L’ INAIL ha pubblicato sul proprio portale il “Documento tecnico sulla possibile rimodulazione delle misure di contenimento del contagio da SARS-CoV-2 nei luoghi di lavoro e strategie di prevenzione” che potete consultare qua.
Il documento approvato dal Comitato tecnico scientifico (Cts), istituito presso la Protezione Civile, al quale l’Inail partecipa con un suo rappresentante, contiene indicazioni mirate ad affrontare la graduale ripresa in sicurezza delle attività produttive e a garantire adeguati livelli di tutela della salute per tutta la popolazione.
La pubblicazione è composta da due parti. La prima riguarda la predisposizione di una metodologia innovativa di valutazione integrata del rischio che tiene in considerazione tre aspetti principali:
– l’esposizione, intesa come la probabilità di venire a contatto con fonti di contagio in occasione di lavoro;
– la prossimità, connessa ai processi lavorativi che non permettono un sufficiente distanziamento sociale;
– l’aggregazione, correlata al rischio di aggregazione sociale anche verso “terzi”, qualora la tipologia di lavoro prevede il contatto con altri soggetti oltre ai lavoratori dell’azienda.
La seconda parte illustra invece le misure organizzative, di prevenzione e protezione, nonché di lotta all’insorgenza di focolai epidemici, anche in considerazione di quanto già contenuto nel “Protocollo condiviso di regolamentazione delle misure per il contrasto e il contenimento della diffusione del virus Covid-19 negli ambienti di lavoro”, stipulato tra Governo e Parti sociali il 14 marzo 2020.
Si coglie altresì l’occasione per pubblicare le faq dell’INAIL che rispondono alle domande più frequenti sulle modalità di riconoscimento dell’infortunio in caso di infezione da Coronavirus di origine professionale, a seguito della pubblicazione della circolare n. 13 del 3 aprile 2020, che ha fornito indicazioni sulle prestazioni garantite dall’Istituto ai suoi assicurati in tale ipotesi.
ISPETTORATO DEL LAVORO: la check list delle verifiche in azienda
L’Ispettorato Nazionale del lavoro, con la nota n. 149 del 20 aprile 2020, spiega come si svolgeranno, da parte dei propri ispettori, le attività di intervento, su richiesta delle Prefetture, nelle aziende che hanno potuto proseguire la produzione perché in possesso di specifici codici Ateco, modello di controllo che potrebbe essere utilizzato anche successivamente nella cd. Fase 2.
Le verifiche sono finalizzate ad accertare l’attuazione, da parte dei datori di lavoro, delle procedure organizzative e gestionali oggetto del “protocollo di regolamentazione delle misure per il contrasto e il contenimento della diffusione del virus Covid-19 negli ambienti di lavoro” del 14 marzo u.s.

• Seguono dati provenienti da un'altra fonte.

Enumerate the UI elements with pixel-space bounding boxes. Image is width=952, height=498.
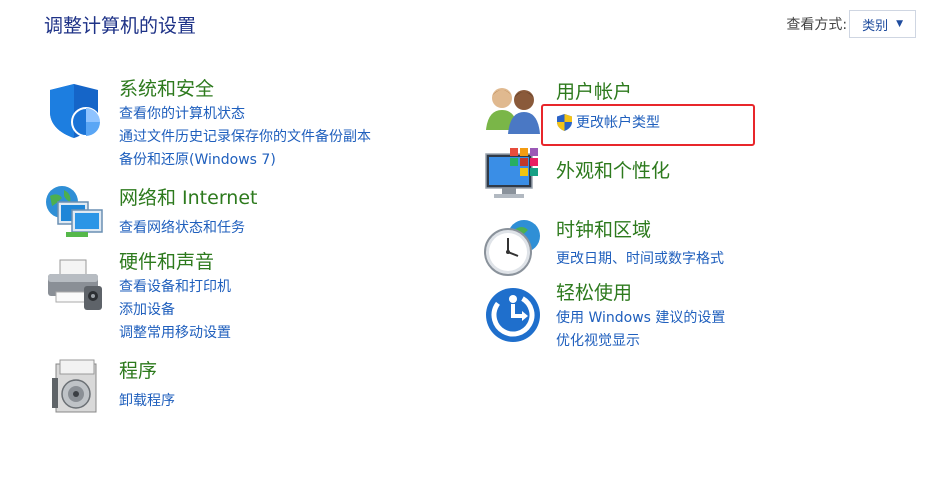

Va precisato che le attività di controllo, alle quali gli ispettori si dovranno attenere per rispondere alle richieste delle Prefetture, non rientrano nell’ambito delle ordinarie attività di verifica effettuate sul territorio, che sono state temporaneamente sospese, ma sono finalizzate ad accertare l’attuazione, da parte dei datori di lavoro, delle procedure organizzative e gestionali del cd. “protocollo anti – contagio”.

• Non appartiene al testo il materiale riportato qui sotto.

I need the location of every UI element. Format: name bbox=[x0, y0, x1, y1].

Detta verifica dovrà essere effettuata in stretto raccordo con i competenti servizi delle Aziende Sanitarie Locali.
Allegati alla nota, sono presenti:
- le linee guida per una corretta verifica del “protocollo anti-contagio”;
- un modello di verbale di accesso e verifica, denominato Covid-19;
- una lista di DPI(Dispositivi di protezione individuale), con le relative istruzioni di utilizzo da parte del personale ispettivo.
Inoltre, tra gli allegati alla nota dell’Ispettorato nazionale, è presente una check list con le verifiche da effettuare. Si tratta di una sorta di questionario a risposta secca (SI/NO) che dovrà essere compilato dall’ispettore.
Qualora gli ispettori dovessero constatare l’inosservanza di una o più misure prevenzionistiche oggetto del Protocollo, non dovranno comminare una sanzione al datore di lavoro ma dovranno trasmettere, alle competenti Prefetture l’esito degli accertamenti (verbale di accesso e check list compilata), ricapitolando le omissioni/difformità riscontrate per l’adozione degli eventuali provvedimenti di competenza.
Sulla base di tale segnalazione sarà pertanto la Prefettura ad adottare eventuali misure anche di carattere interdittivo in capo all’azienda.